I have been considering how we associate with seemingly insignificant life forms like moss, fungi or insects. Also, the invisible molecular energy and transfer that can not be seen by the human eye. I am interested in the microscopic, miniature and cross-section.
Using digital editing software enables me to play around with new environments outside of immediate reality. Areas where compositional elements can be combined to create a new landscape with different scales, timing or dimension. In this sense, I am making predictions, but I think about the work less like predictions and more as a means of looking more closely at the present.
Tell us a bit about how you spend your day / studio routine? What is your studio like?
My studio routine differs depending on what piece I am developing. My work consists of large structural parts as well as small detailed, delicate objects.
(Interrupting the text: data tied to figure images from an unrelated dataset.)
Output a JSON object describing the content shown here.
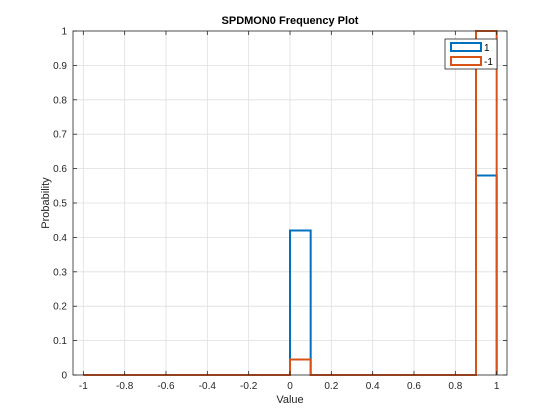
{
  "chart_data": {
    "type": "line",
    "title": "SPDMON0 Frequency Plot",
    "xlabel": "Value",
    "ylabel": "Probability",
    "xlim": [
      -1.05,
      1.05
    ],
    "ylim": [
      0,
      1
    ],
    "xticks": [
      -1,
      -0.8,
      -0.6,
      -0.4,
      -0.2,
      0,
      0.2,
      0.4,
      0.6,
      0.8,
      1
    ],
    "xtick_labels": [
      "-1",
      "-0.8",
      "-0.6",
      "-0.4",
      "-0.2",
      "0",
      "0.2",
      "0.4",
      "0.6",
      "0.8",
      "1"
    ],
    "yticks": [
      0,
      0.1,
      0.2,
      0.3,
      0.4,
      0.5,
      0.6,
      0.7,
      0.8,
      0.9,
      1
    ],
    "ytick_labels": [
      "0",
      "0.1",
      "0.2",
      "0.3",
      "0.4",
      "0.5",
      "0.6",
      "0.7",
      "0.8",
      "0.9",
      "1"
    ],
    "grid": true,
    "legend_position": "top-right",
    "series": [
      {
        "name": "1",
        "color": "#0072BD",
        "x": [
          -1,
          0,
          0,
          0.1,
          0.1,
          0.9,
          0.9,
          1,
          1
        ],
        "y": [
          0,
          0,
          0.42,
          0.42,
          0,
          0,
          0.58,
          0.58,
          0
        ]
      },
      {
        "name": "-1",
        "color": "#D95319",
        "x": [
          -1,
          0,
          0,
          0.1,
          0.1,
          0.9,
          0.9,
          1,
          1
        ],
        "y": [
          0,
          0,
          0.045,
          0.045,
          0,
          0,
          1,
          1,
          0
        ]
      }
    ]
  }
}
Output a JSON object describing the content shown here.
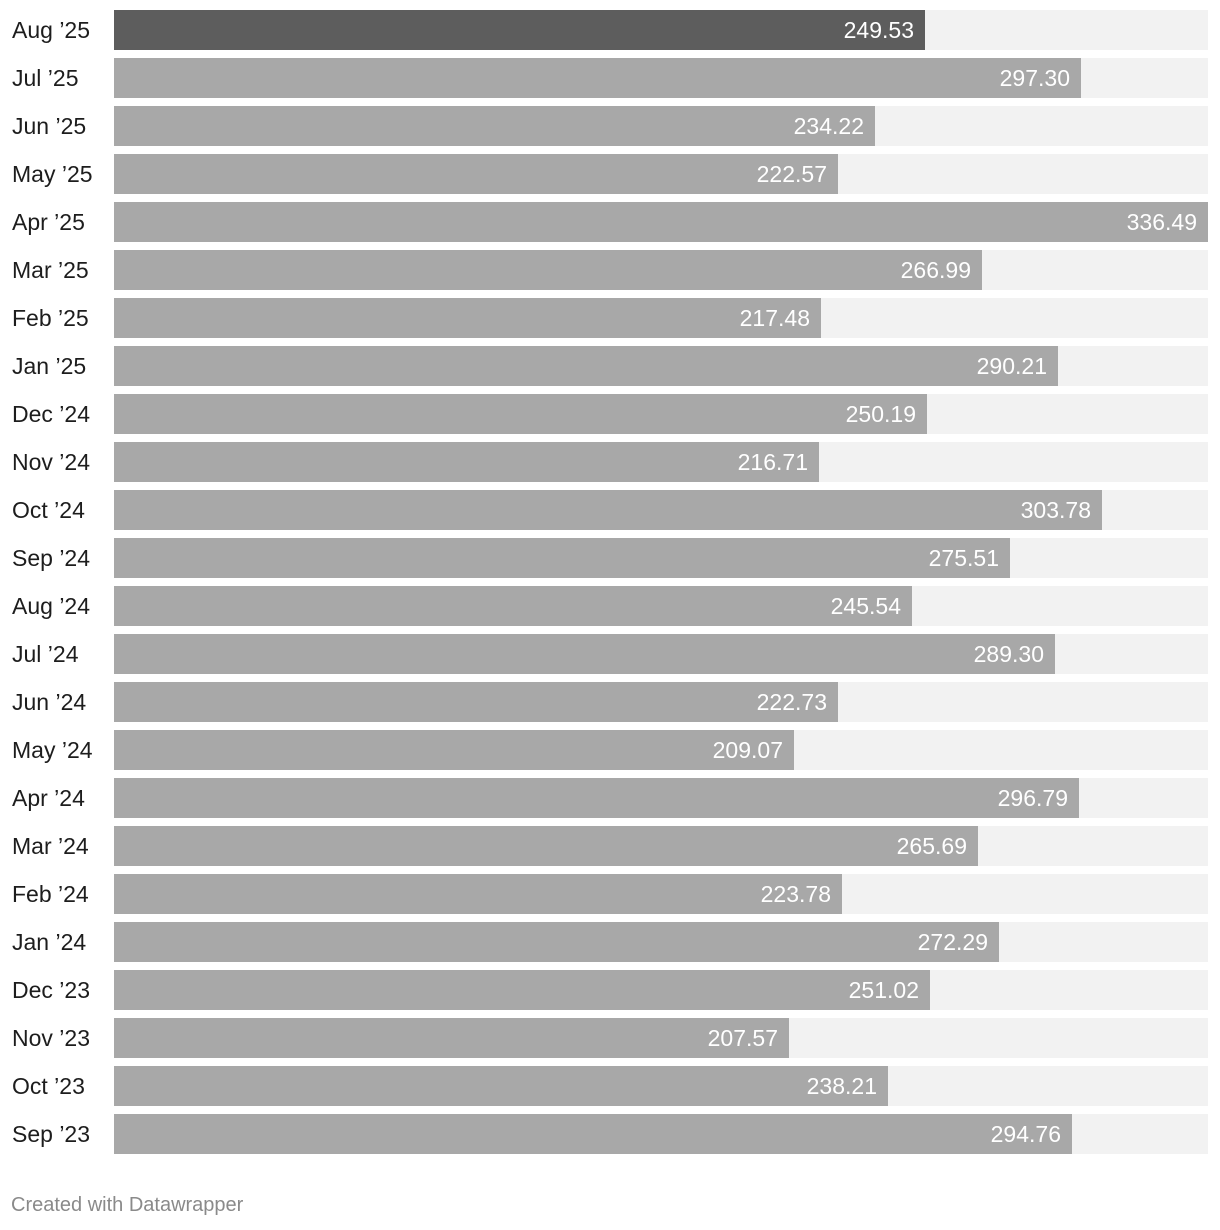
{
  "chart_data": {
    "type": "bar",
    "orientation": "horizontal",
    "categories": [
      "Aug ’25",
      "Jul ’25",
      "Jun ’25",
      "May ’25",
      "Apr ’25",
      "Mar ’25",
      "Feb ’25",
      "Jan ’25",
      "Dec ’24",
      "Nov ’24",
      "Oct ’24",
      "Sep ’24",
      "Aug ’24",
      "Jul ’24",
      "Jun ’24",
      "May ’24",
      "Apr ’24",
      "Mar ’24",
      "Feb ’24",
      "Jan ’24",
      "Dec ’23",
      "Nov ’23",
      "Oct ’23",
      "Sep ’23"
    ],
    "values": [
      249.53,
      297.3,
      234.22,
      222.57,
      336.49,
      266.99,
      217.48,
      290.21,
      250.19,
      216.71,
      303.78,
      275.51,
      245.54,
      289.3,
      222.73,
      209.07,
      296.79,
      265.69,
      223.78,
      272.29,
      251.02,
      207.57,
      238.21,
      294.76
    ],
    "value_labels": [
      "249.53",
      "297.30",
      "234.22",
      "222.57",
      "336.49",
      "266.99",
      "217.48",
      "290.21",
      "250.19",
      "216.71",
      "303.78",
      "275.51",
      "245.54",
      "289.30",
      "222.73",
      "209.07",
      "296.79",
      "265.69",
      "223.78",
      "272.29",
      "251.02",
      "207.57",
      "238.21",
      "294.76"
    ],
    "highlight_index": 0,
    "xlim": [
      0,
      336.49
    ],
    "colors": {
      "bar": "#a8a8a8",
      "highlight": "#5d5d5d",
      "track": "#f2f2f2",
      "value_text": "#ffffff",
      "label_text": "#1d1d1d"
    },
    "title": "",
    "xlabel": "",
    "ylabel": "",
    "grid": false,
    "legend": "none"
  },
  "footer": {
    "credit": "Created with Datawrapper"
  }
}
One day I will be cutting, mixing, sanding, sawing and another day will be quieter and more research orientated. Sometimes, I render images of work using computer software as well as drawing on paper. I collect digital and printed images based on my conceptual or visual interests. Most of the day I will research, edit, read, draw on my desk and investigate test materials for sculptures.
Currently, my space contains separate parts of past compositions piled on the side and work-in-progress. I am working with material that is quite difficult to handle, so they usually stay untouched on the floor. I work with large-scale printed images on the wall, and many other printed images on my desk and floor too. I try to keep organised and index images, but sometimes it gets quite hectic into a messy environment.
What artwork have you seen recently that has resonated with you?
I saw a work by Katja Novitskova in Whitechapel gallery. Her choice of materials, the visual and the movement was strong and powerful. The alienated futuristic environment with the grotesquely transformed baby swing, mini robot bug toys and digital printed bacteria image on an aluminium stand. I enjoy the flat and cut out pictures and the cold visual, shadow and the slowness of the chair's movement. The attention to detail was incredible.
Is there anything new and exciting in the pipeline you would like to tell us about?
Recently I am working with an idea around fence, barrier, fluid, metabolism, liquidity and the air. Also, trace and mark things that are passing through, grazed and as a temporal realisation of the self. I am hoping to transform and convey these ideas into new installation and sculpture.